Счастливый конец
Давно известно: когда российский литератор говорит о загранице, думает он, как правило, о России. Ни Лермонтов, писавший «Жалобы турка», ни его читатели никаких турок в виду не имели. Иосиф Бродский, автор «Путешествия в Стамбул», хоть и действительно приехал в Стамбул, рассуждал про Константинополь, а подразумевал СССР. Не менее стара традиция использовать в качестве «аватара» другую средиземноморскую страну — Испанию.
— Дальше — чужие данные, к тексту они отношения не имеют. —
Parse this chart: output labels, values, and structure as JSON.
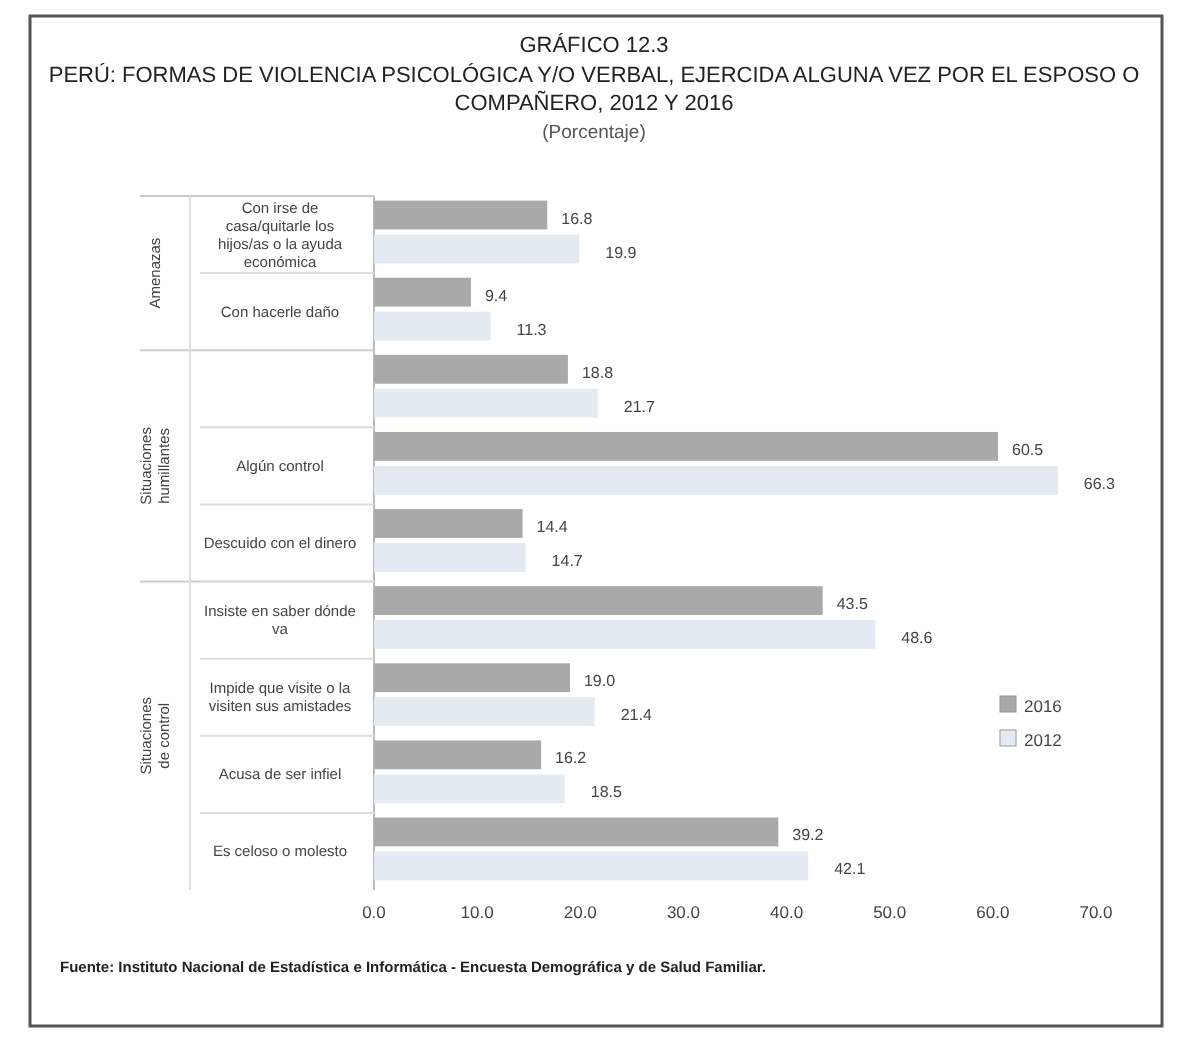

Стишку «Порядком изучив испанцев,/ Я к заключению прихожу, / Что кроме свежих померанцев/ Все то же дома нахожу» в обед двести лет.
Исторические параллели многократно перечислены: многовековое мусульманское иго в Средние века, огромная колониальная империя, вечная экономическая отсталость, в XX веке — кровопролитная гражданская война с последующей диктатурой. Когда политологи разглядели в «путинской стабильности» то, что роднит ее с режимом Франсиско Франко (персоналистская автократия, международная полуизоляция, традиционные ценности и т. п.), испанский пример вновь обрел острую актуальность. И уж конечно, книга об Испании 1970-х под названием «Конец режима», написанная экс-главредом закрытого за неблагонадежность сайта Carnegie.ru и выходящая в 2023-м, не может быть воспринята иначе, чем актуальная публицистика.
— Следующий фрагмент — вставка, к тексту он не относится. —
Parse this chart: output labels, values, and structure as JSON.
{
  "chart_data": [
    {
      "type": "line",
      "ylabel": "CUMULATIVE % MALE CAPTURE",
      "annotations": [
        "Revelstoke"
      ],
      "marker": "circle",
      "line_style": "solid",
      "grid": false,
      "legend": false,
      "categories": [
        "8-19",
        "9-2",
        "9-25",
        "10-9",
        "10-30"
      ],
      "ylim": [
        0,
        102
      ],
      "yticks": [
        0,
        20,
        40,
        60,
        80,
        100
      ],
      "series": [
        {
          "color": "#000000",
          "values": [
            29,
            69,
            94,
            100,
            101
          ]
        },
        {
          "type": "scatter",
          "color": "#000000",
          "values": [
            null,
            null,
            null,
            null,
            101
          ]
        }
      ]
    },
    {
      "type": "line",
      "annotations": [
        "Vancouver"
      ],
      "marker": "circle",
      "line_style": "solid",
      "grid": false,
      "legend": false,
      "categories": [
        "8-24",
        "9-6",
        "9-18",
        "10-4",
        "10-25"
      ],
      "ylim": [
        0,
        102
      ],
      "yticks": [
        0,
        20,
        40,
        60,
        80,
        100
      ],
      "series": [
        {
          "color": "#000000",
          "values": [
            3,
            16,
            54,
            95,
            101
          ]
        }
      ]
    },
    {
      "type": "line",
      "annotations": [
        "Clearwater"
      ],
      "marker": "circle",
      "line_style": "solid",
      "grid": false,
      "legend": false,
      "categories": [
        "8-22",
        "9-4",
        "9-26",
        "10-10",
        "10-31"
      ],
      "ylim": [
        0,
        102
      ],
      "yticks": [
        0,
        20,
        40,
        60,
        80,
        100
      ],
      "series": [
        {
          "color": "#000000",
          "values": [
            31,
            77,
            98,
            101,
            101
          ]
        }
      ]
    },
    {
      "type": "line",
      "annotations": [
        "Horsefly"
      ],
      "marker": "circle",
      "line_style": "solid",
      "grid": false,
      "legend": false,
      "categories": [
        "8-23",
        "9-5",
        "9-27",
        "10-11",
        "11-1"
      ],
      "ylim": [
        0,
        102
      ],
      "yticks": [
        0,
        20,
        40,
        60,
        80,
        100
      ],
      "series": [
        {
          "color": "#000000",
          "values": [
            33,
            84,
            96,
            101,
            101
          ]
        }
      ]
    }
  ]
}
Это добросовестная, подробная, местами наукообразная, со сносками, историко-политическая аналитика. Книжка Баунова ни в коем случае не про Россию — она действительно про Испанию. Вернее, сразу про три страны Южной Европы: Испанию, Португалию и Грецию, где примерно в одни и те же годы пали три авторитарных режима: Франко, Салазара и «черных полковников».
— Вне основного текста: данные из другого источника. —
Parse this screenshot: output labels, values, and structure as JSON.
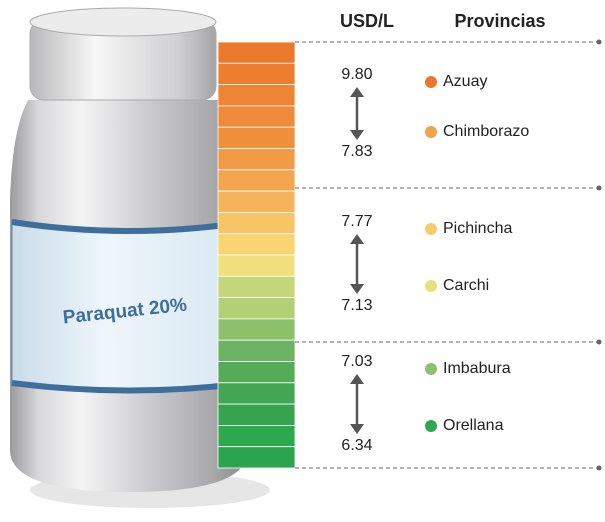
{
  "header": {
    "price": "USD/L",
    "provinces": "Provincias"
  },
  "bottle": {
    "label": "Paraquat 20%"
  },
  "groups": [
    {
      "max": "9.80",
      "min": "7.83",
      "provinces": [
        {
          "name": "Azuay",
          "color": "#e8762c"
        },
        {
          "name": "Chimborazo",
          "color": "#f0a44c"
        }
      ]
    },
    {
      "max": "7.77",
      "min": "7.13",
      "provinces": [
        {
          "name": "Pichincha",
          "color": "#f7cd6c"
        },
        {
          "name": "Carchi",
          "color": "#e3e27a"
        }
      ]
    },
    {
      "max": "7.03",
      "min": "6.34",
      "provinces": [
        {
          "name": "Imbabura",
          "color": "#8dc06b"
        },
        {
          "name": "Orellana",
          "color": "#2ea84f"
        }
      ]
    }
  ]
}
Во всех трех случаях правые диктатуры сравнительно легко и бескровно сменились демократиями, причем устойчивыми, приведшими все три страны в ЕС и благополучно существующими по сей день. Правда, португальский и греческий примеры играют у Баунова роль вспомогательную. В центре внимания — история о том, как страна, ностальгирующая по великому, но утраченному имперскому прошлому, сорок лет жила под властью поклонника консервативных ценностей, истребляла инакомыслие, прозябала на задворках истории — а после смерти национального лидера всего лет за пять без кровавых потрясений превратилась в нормальную европейскую демократию.